Friday, May 7, 2010

How Will You and I Finish?

Everyone has (maybe not) the story of the dash and how that little dash between the date you were born and the date you died represents your entire life and question yourself and ask:  What will my dash show of me when I am gone?

So today I was reading and came upon the statement:  Stop judging by mere appearances and make a right judgement.

Judements are so easy to do.  You're sometimes doing them without even realizing you are.  There's the obese person, the person sitting on the side of the road asking for money or work, there's the young person with spiked red or blue hair, there's the young lady with numerous piercings, or the young boy with really long hair.  Even getting out of bed can be a judgement as we look at the weather and comment.

Stopping this behavior isn't easy and takes constant effort just as waking up and going to a job you dislike.  It requires looking at ourselves internally and objectively and saying:  I'm not perfect so who am I to judge?

It  requires looking at our behavior and asking what can I do to be a better person?  It means being HONEST with ourselves and making right judgements about ourselves no matter how ugly it may be--the point is to turn it around.

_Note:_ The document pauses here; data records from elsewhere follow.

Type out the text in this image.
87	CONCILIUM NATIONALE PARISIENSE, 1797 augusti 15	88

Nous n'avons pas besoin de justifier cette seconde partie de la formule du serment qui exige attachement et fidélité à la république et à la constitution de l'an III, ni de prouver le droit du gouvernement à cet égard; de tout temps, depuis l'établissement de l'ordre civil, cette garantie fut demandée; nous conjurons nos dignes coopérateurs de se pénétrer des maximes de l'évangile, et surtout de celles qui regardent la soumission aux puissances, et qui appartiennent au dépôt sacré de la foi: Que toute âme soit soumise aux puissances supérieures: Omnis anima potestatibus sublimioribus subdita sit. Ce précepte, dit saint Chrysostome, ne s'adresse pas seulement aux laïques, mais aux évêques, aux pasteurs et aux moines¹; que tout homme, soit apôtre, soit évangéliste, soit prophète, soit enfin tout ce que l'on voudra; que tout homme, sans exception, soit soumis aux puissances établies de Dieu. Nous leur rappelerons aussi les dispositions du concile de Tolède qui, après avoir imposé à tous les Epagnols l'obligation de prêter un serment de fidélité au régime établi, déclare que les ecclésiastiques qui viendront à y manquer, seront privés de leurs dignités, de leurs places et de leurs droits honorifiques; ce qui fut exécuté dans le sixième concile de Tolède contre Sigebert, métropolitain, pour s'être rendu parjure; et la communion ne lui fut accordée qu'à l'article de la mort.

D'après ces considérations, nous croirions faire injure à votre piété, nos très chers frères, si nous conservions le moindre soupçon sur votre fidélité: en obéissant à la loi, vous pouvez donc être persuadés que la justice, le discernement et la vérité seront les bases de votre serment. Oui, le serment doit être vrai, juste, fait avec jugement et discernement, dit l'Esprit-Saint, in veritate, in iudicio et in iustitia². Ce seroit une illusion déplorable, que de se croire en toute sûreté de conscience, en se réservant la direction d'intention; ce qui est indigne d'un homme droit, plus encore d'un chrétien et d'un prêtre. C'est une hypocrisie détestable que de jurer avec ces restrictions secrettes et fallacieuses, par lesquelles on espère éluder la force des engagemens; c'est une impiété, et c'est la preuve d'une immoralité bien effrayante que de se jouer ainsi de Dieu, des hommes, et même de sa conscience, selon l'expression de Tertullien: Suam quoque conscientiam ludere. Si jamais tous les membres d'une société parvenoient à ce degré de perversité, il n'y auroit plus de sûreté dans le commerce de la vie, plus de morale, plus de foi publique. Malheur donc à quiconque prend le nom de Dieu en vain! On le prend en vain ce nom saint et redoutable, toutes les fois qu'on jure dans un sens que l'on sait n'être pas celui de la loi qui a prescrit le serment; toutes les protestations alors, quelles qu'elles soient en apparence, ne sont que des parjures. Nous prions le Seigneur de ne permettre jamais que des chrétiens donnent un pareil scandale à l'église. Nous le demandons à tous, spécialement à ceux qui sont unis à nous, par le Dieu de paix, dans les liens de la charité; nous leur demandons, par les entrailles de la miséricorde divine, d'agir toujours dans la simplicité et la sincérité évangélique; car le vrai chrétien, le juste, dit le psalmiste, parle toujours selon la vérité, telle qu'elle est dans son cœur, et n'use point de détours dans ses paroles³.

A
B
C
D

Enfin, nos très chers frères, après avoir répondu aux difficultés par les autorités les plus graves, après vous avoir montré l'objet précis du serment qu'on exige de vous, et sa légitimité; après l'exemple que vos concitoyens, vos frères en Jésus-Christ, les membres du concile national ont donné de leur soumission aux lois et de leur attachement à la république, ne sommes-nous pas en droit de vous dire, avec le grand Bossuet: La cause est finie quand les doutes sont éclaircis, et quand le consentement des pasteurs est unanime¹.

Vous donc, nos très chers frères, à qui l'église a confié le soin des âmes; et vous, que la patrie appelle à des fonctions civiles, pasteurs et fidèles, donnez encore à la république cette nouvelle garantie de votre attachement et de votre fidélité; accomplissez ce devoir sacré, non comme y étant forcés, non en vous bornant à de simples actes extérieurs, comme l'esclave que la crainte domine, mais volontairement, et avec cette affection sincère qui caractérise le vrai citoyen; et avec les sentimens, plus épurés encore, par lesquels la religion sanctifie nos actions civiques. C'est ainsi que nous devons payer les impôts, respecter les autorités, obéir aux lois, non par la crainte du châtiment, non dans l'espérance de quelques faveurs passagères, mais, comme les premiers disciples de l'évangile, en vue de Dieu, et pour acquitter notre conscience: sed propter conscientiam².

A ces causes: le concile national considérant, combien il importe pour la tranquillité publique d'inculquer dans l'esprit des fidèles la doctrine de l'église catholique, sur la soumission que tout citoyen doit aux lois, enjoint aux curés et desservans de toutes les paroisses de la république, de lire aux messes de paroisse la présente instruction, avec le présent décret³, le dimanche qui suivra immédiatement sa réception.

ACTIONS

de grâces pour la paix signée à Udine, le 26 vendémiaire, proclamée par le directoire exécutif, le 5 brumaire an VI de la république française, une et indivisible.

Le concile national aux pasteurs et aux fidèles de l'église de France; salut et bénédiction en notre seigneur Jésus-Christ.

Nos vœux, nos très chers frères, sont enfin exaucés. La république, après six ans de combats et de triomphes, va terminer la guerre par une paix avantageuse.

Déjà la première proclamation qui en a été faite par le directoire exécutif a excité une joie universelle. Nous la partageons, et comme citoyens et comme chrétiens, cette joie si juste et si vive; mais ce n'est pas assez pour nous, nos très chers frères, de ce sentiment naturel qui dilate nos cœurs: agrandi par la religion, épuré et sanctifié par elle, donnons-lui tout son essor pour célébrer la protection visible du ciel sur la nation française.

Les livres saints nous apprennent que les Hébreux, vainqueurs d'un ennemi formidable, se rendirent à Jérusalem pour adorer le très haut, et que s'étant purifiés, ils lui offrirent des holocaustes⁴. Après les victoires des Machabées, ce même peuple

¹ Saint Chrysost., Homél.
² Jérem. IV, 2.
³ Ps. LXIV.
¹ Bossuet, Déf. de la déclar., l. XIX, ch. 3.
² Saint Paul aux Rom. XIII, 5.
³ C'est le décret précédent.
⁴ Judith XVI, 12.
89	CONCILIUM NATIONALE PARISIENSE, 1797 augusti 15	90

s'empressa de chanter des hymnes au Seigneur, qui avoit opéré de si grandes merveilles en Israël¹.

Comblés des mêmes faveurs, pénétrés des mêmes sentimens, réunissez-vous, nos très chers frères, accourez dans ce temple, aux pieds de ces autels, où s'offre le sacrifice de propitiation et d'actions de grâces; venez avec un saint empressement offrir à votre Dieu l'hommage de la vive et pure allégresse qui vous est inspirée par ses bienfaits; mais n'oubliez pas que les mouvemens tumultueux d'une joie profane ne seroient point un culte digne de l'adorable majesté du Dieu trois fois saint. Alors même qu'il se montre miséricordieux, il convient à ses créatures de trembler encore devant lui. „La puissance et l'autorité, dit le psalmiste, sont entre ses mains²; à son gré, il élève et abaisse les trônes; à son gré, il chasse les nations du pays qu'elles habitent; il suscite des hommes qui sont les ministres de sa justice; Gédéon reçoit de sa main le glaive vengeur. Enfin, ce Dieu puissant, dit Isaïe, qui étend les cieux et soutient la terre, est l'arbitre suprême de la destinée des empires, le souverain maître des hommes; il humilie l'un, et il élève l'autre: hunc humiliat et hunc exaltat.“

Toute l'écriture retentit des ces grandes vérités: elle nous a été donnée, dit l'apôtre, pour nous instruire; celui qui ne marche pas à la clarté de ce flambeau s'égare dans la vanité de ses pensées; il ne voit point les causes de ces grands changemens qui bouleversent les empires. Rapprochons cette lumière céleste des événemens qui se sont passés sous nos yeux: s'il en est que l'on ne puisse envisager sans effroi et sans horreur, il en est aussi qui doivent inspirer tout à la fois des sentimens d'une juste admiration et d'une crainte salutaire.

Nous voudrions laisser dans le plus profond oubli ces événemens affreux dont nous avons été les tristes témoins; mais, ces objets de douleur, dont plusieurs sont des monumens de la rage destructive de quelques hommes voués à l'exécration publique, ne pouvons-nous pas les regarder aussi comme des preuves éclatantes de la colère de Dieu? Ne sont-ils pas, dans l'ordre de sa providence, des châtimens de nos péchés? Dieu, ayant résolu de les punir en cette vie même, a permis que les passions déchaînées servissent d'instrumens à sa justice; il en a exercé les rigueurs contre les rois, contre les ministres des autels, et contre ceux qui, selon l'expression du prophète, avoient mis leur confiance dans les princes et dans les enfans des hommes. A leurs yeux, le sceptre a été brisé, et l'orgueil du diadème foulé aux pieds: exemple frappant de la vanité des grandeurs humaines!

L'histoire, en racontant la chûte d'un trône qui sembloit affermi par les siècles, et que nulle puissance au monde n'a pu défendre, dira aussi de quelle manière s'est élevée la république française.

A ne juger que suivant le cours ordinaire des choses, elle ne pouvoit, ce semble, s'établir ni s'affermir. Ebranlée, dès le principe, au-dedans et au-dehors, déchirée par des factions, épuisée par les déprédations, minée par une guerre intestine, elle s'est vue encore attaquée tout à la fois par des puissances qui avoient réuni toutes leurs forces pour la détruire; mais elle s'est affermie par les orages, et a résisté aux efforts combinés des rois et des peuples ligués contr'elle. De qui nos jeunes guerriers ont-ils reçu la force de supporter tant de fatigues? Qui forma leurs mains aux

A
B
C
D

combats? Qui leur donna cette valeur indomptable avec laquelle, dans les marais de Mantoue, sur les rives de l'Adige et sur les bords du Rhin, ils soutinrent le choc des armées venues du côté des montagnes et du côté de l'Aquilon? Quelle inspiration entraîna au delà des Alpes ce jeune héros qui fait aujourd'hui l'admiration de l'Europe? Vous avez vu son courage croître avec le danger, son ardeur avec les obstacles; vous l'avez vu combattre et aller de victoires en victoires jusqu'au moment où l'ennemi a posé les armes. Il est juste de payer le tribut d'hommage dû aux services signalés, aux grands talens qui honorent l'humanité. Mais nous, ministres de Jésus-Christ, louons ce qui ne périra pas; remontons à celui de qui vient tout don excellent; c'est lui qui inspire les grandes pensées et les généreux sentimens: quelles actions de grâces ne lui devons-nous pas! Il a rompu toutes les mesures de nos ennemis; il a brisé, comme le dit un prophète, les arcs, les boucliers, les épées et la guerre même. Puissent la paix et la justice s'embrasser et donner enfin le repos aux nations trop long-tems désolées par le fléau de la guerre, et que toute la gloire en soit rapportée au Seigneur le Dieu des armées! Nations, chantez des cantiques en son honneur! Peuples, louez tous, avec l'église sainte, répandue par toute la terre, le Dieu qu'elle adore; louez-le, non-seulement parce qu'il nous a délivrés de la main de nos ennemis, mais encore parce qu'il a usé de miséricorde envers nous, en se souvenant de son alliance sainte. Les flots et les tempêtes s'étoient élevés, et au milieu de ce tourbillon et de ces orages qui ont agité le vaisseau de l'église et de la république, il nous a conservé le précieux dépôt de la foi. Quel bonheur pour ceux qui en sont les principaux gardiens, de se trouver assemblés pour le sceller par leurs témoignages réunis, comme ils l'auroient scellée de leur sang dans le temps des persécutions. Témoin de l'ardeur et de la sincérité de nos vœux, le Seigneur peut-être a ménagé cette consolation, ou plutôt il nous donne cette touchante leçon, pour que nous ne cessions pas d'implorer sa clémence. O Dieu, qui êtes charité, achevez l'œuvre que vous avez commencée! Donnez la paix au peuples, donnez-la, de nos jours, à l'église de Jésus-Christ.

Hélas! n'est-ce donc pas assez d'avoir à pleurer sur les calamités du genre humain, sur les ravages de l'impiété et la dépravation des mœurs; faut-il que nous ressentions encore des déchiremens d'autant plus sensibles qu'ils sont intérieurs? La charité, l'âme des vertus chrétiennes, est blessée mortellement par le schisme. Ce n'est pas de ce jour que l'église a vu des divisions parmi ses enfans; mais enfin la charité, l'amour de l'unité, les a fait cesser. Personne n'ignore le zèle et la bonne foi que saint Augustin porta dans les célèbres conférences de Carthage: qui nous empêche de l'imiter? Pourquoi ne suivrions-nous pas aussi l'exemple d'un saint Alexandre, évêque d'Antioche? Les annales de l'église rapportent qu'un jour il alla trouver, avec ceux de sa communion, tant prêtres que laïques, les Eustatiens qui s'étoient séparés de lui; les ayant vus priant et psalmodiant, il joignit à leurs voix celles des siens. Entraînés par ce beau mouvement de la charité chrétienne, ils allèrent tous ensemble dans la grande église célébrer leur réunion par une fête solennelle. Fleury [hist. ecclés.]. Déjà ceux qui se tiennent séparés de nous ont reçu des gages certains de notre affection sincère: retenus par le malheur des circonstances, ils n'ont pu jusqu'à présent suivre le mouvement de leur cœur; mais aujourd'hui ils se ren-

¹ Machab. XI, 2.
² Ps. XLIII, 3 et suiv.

In 1998, I realized I was an ugly person and needed to change.  I'm constantly evolving and trying to be the best person I can be.  Why? 

1.  Because I want to be a good person
2.  Because I want to role model for my children and grandchildren
3.  Because my husband deserves the very best person/wife
4.  Because our world is such an ugly place right now, it needs a few good people
5.  Because when doing something nice for someone, it can solicit a smile and that in turn brings warm fuzzies.........yummm
6.  Because people gravitate to good people, not bad.
7.  Because I want to!!!!!

As I slowly?????  turn the years over, and I'm praying there's a lot more, I'm hoping that what I'm doing will be seeded in others thereby causing an epidemic of good people.

I'm hoping that when I die, that I will finish strong, with no regrets, and a full heart. 

I'm hoping that when I die, that my family and friends will know that they have been loved by me, that I couldn't have asked for anything more in my life and that truly LOVE is the best gift of all.

So if you would like, please respond to this blog and let me know what I can do to improve on me which in turn will be passed to you.